After some trial and error with different alpha values, the best value for the Ridge model was 100. When trying different values, the Training R2 score remained the same as the Linear model, while the Validation R2 score saw small improvements as alpha increased.

For the Lasso model, alpha = 0.1 provided the best balance in terms of how the Training R2 score and Validation R2 score were affected.

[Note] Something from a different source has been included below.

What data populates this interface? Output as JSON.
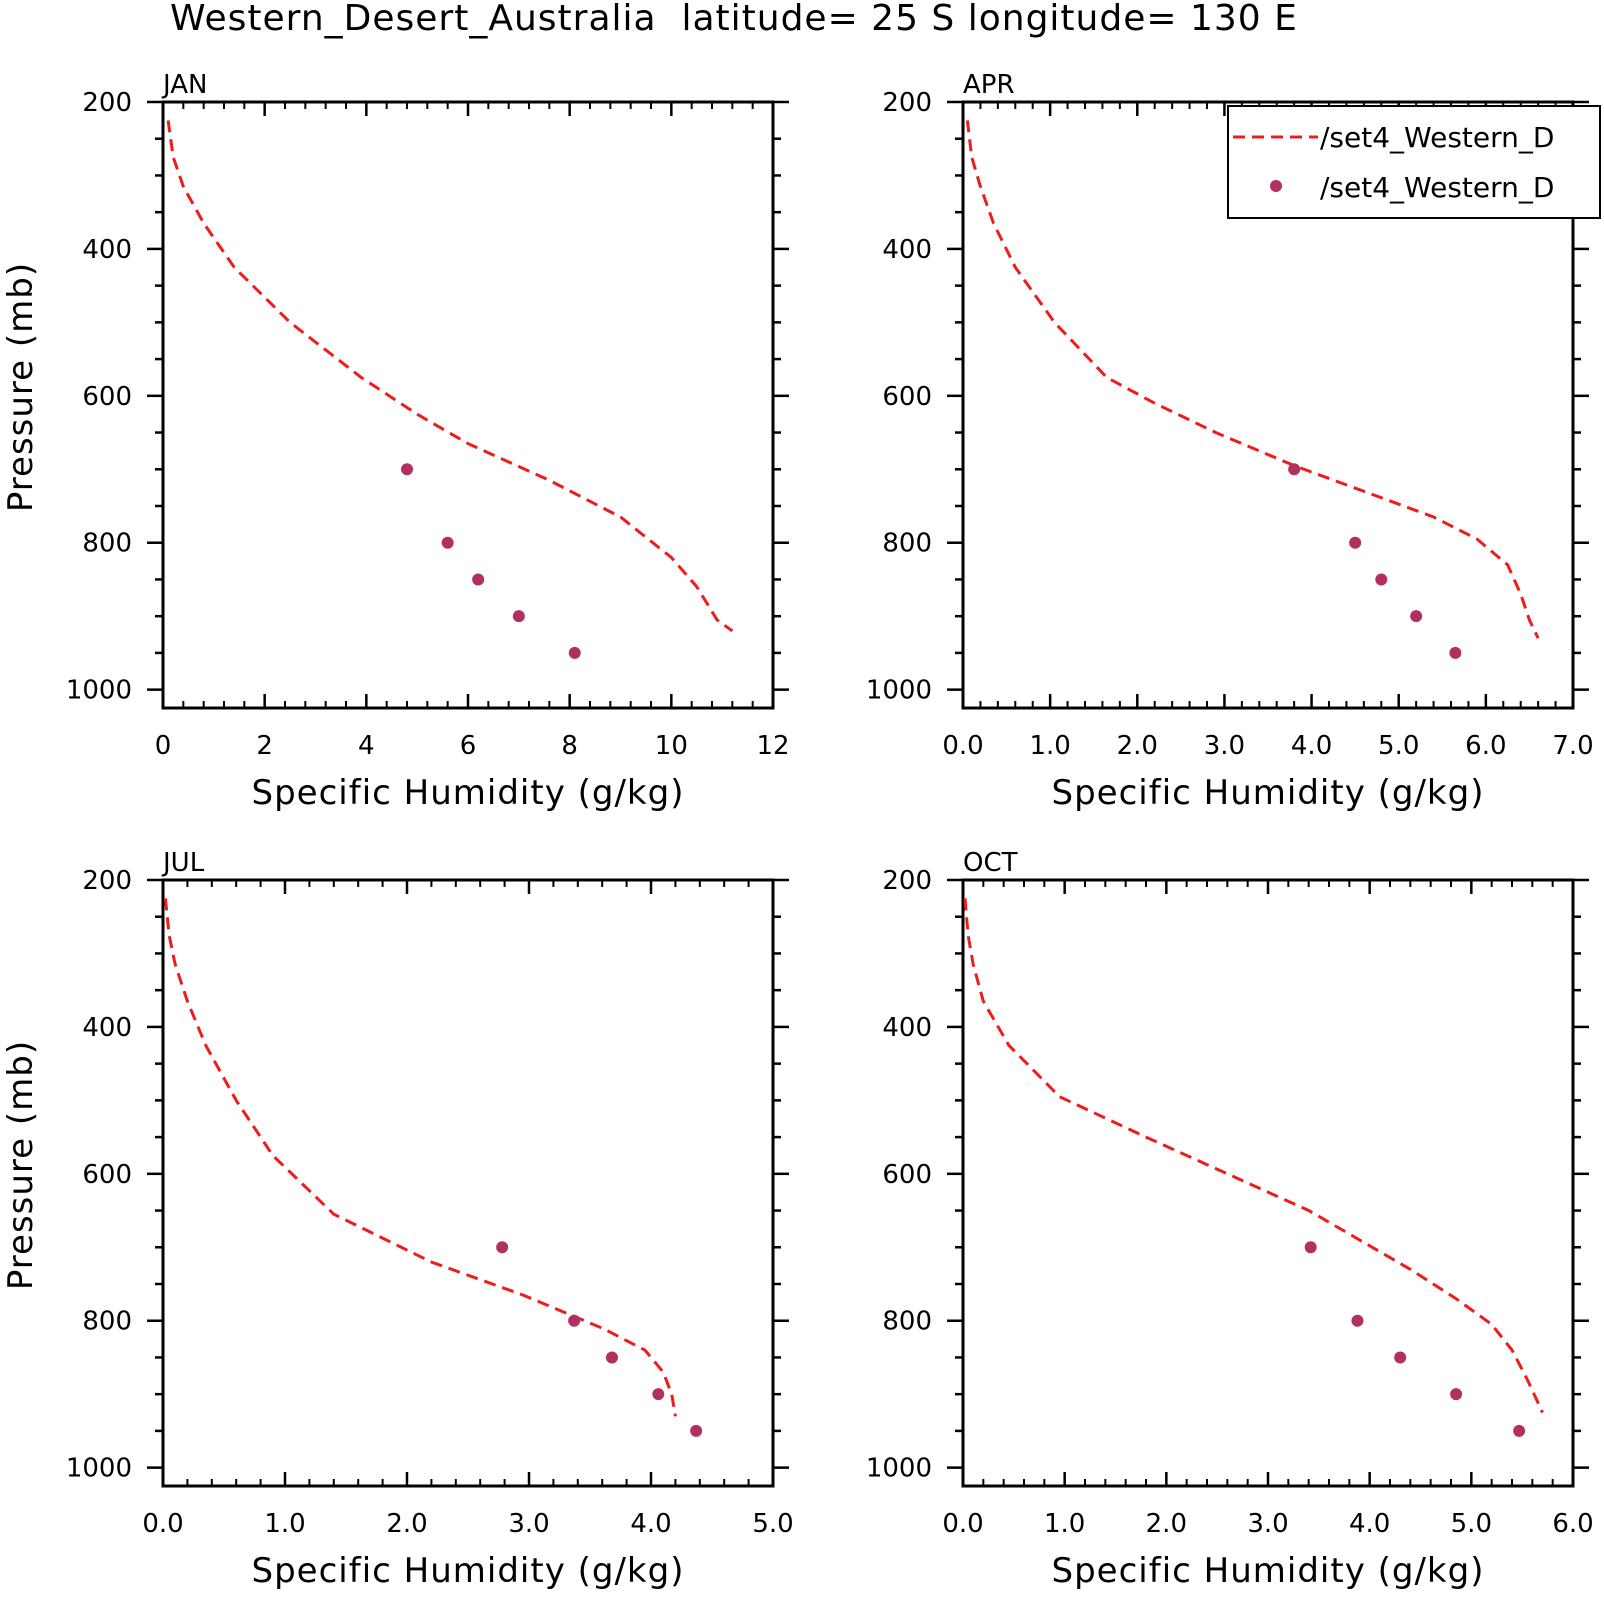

When using alpha = 0.01, the Training R2 score is the same as the Linear model, while the Validation R2 score improves very slightly. However, when using 0.1, the Training R2 score goes down almost insigificantly, while the R2 score sees a bigger improvement. This trend continues as alpha increases.

As shown in the three tables above, the R2 scores better, but not significantly different than the Linear model. Since the R2 Scores didn't change much, these models are also moderately good.